3. The composition as claimed in claim 1, wherein the 2-aminobutanedioic acid or salt thereof or isomer thereof is present in a range of 10% to 95% by weight of the total composition.

4. The composition as claimed in claim 1, wherein the ROS inhibitor or salt thereof is present in a range of 1% to 50% by weight of the total composition.

5. The composition as claimed in claim 1, wherein combination of the 2-aminobutanedioic acid or salt thereof and ROS inhibitor(s) or salt(s) thereof are present in the weight ratio of 1: 0.01 to 1:1 in the composition.

6. The composition as claimed in claims 1 and 2, wherein combination of the 2-aminobutanedioic acid, the N,N,N-trimethylglycine and the 2-[(2E,6E,10E,14E,18E,22E,26E,30E,34E)-3,7,11,15,19, 23,27,31,35,39-decamethyltetraconta-2,6,10,14,18,22,26,30,34,38-decaenyl]-5,6-dimethoxy-3 methylbenzene-1,4-diol or salts thereof are present in the weight ratio of 1:0.1:0.01 to 1:1:1 in the composition.

7. The composition as claimed in claim 1, wherein the pharmaceutically acceptable excipient is selected from diluent, binder, surfactant, lubricant, glidant, additive, solvent or mixtures thereof.

8. The composition as claimed in claim 7, wherein the diluent is present in a range of 0.1 to 30%; the binder is present in a range of 0.1 to 25%; the lubricant is present in a range of 0.1 to 10.0 %; the glidant is present in a range of 0.1 to 5.0%; the additive is present in a range of 0.1 to 10%; the surfactant is present in a range of 0.1 to 5.0%; the stabilizer is present in a range of 0.1 to 5.0%; %; the antioxidant is present in a range of 0.01 to 5.0%; and the plasticizer is present in a range of 0.1 to 5.0%; by weight of total composition.

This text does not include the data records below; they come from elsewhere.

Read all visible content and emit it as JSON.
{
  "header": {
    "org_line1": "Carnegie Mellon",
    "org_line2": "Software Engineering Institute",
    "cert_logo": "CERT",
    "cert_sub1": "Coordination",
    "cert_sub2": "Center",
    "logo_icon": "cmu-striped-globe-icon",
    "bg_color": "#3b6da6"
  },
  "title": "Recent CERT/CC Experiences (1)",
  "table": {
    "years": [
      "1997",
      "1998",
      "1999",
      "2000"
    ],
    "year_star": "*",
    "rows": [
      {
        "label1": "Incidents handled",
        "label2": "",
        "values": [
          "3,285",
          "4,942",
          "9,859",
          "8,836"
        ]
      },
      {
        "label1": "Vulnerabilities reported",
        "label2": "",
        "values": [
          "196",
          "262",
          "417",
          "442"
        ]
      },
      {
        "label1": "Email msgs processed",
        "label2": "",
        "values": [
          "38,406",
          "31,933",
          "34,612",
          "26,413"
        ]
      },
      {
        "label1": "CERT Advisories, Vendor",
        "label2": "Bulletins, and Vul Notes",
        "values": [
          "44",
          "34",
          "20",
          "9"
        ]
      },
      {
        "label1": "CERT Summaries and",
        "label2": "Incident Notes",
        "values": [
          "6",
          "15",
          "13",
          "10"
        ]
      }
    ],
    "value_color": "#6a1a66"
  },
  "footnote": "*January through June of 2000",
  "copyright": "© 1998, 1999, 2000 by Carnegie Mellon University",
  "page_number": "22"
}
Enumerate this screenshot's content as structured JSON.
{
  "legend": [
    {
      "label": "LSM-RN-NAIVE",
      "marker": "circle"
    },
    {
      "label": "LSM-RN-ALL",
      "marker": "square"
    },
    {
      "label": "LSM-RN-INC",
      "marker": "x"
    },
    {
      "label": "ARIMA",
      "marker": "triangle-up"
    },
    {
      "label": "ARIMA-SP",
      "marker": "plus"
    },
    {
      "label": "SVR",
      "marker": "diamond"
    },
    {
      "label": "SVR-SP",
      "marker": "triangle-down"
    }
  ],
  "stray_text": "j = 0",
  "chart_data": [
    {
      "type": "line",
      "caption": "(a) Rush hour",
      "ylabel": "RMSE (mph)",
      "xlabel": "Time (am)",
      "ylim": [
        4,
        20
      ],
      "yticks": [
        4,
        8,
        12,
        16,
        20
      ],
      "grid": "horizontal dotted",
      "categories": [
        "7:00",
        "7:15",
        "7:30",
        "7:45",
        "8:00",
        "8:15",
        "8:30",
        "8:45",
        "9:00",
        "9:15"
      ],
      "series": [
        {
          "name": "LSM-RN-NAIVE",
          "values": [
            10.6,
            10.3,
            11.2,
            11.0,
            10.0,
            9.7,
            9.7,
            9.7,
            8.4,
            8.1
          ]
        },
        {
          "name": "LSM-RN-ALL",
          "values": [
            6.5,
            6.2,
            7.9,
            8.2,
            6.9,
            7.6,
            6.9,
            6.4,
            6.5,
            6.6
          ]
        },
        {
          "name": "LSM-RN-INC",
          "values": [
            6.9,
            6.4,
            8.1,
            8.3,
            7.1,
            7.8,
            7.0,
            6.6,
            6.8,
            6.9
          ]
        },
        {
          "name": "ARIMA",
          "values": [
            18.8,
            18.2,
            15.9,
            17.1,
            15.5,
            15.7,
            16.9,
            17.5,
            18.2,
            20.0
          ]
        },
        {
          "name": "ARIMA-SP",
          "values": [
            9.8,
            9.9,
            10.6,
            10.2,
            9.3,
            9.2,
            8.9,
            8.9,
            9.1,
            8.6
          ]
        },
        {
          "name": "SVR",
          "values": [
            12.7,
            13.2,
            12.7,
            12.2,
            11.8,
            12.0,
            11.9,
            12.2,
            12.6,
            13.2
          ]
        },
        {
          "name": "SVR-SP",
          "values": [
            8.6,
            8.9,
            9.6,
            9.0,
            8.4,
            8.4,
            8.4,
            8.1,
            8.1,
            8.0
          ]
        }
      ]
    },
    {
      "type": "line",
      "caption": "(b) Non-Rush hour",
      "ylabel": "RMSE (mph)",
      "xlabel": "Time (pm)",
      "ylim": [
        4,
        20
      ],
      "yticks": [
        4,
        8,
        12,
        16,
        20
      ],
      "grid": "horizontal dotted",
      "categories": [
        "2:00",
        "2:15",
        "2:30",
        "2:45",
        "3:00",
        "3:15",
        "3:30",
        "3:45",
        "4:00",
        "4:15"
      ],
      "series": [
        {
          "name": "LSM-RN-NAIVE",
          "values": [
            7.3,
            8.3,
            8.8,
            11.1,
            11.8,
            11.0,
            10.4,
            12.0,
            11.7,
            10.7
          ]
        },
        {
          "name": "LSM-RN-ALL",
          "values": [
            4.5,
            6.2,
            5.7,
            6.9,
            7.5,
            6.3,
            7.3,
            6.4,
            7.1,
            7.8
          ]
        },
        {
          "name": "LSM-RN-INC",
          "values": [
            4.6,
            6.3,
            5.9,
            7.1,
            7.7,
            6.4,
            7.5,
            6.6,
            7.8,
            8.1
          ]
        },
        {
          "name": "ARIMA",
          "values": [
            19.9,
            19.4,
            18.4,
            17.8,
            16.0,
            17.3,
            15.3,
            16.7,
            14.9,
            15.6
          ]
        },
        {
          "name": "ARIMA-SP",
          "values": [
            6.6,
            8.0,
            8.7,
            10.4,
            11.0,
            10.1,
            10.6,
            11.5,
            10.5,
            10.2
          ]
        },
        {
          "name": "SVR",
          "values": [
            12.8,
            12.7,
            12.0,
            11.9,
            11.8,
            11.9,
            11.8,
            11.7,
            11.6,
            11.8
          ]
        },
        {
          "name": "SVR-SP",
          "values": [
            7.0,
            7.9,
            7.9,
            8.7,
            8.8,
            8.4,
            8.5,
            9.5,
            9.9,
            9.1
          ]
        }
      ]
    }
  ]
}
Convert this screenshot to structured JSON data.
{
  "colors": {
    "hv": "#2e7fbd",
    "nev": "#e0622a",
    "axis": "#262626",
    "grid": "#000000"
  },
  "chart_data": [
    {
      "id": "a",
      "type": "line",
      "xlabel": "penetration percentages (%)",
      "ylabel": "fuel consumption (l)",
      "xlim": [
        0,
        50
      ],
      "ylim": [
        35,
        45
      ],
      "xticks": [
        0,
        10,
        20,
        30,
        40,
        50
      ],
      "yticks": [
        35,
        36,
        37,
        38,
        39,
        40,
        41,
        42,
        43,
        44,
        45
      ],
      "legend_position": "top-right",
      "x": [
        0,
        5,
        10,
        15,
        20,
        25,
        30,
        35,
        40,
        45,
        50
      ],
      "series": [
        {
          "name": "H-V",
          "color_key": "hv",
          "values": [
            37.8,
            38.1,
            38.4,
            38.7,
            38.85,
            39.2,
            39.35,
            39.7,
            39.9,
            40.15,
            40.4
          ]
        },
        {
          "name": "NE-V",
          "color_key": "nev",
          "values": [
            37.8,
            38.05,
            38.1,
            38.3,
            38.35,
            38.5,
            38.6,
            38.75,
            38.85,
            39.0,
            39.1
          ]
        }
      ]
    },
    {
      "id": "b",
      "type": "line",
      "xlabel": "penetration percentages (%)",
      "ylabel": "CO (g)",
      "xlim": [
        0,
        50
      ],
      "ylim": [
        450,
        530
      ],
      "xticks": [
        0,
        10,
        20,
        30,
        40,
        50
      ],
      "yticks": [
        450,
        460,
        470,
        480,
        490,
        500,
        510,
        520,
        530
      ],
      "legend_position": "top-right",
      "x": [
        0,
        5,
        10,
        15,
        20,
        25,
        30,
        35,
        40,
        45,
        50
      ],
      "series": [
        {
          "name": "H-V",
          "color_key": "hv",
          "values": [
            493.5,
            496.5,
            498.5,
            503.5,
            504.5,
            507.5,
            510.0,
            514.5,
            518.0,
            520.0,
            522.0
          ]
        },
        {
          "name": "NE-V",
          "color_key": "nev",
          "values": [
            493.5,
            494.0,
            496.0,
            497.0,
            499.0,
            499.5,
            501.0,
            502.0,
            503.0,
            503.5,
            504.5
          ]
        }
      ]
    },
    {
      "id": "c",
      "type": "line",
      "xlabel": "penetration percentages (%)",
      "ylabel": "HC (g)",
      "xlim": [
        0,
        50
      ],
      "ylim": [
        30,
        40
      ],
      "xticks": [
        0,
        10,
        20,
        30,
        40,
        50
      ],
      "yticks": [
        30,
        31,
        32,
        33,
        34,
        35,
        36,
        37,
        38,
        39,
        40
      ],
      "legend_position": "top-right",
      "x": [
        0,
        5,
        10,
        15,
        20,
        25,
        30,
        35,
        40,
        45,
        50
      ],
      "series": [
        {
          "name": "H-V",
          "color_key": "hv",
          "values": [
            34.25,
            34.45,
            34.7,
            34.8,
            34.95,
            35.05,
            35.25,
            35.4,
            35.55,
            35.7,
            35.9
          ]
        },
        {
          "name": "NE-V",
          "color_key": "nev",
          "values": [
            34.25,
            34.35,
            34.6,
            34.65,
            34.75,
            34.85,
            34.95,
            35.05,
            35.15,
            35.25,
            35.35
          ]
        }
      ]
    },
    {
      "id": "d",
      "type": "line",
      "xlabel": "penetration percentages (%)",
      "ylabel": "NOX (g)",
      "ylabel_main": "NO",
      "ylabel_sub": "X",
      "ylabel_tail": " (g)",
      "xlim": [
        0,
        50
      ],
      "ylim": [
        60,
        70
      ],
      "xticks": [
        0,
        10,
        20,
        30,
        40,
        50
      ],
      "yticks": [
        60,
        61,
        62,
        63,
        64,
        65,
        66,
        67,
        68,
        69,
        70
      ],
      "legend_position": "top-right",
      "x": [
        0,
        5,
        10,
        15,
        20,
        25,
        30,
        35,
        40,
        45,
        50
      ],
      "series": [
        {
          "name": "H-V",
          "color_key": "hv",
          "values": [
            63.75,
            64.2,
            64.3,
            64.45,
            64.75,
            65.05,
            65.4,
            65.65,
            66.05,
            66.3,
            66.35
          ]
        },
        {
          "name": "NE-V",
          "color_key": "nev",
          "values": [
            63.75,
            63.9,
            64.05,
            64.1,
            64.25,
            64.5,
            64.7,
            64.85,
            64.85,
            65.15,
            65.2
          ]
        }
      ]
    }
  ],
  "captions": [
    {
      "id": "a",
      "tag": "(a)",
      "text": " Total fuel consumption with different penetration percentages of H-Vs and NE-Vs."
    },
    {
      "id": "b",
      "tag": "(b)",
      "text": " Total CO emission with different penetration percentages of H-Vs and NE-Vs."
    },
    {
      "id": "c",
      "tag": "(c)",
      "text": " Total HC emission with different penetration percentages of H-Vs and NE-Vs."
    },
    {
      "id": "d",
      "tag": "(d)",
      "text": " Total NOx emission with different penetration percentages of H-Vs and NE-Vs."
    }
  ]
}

9. The composition as claimed in claim 1, wherein the composition increases the sperm volume by 0.48 ml as compared to normal control.

10. The composition as claimed in claim 1, wherein the composition increases the sperm count by 17.08 million/ml as compared to normal control.

11. The composition as claimed in claim 1, wherein the composition increases the sperm motility by 27.5% as compared to normal control.

12. The composition as claimed in claim 1, wherein the composition increases the sperm capacitation by 34.80 % as compared to normal control.

13. The composition as claimed in claim 1, wherein effective unit dose for an oral
administration of the composition is formulated in a range of 1 to 1000 mg.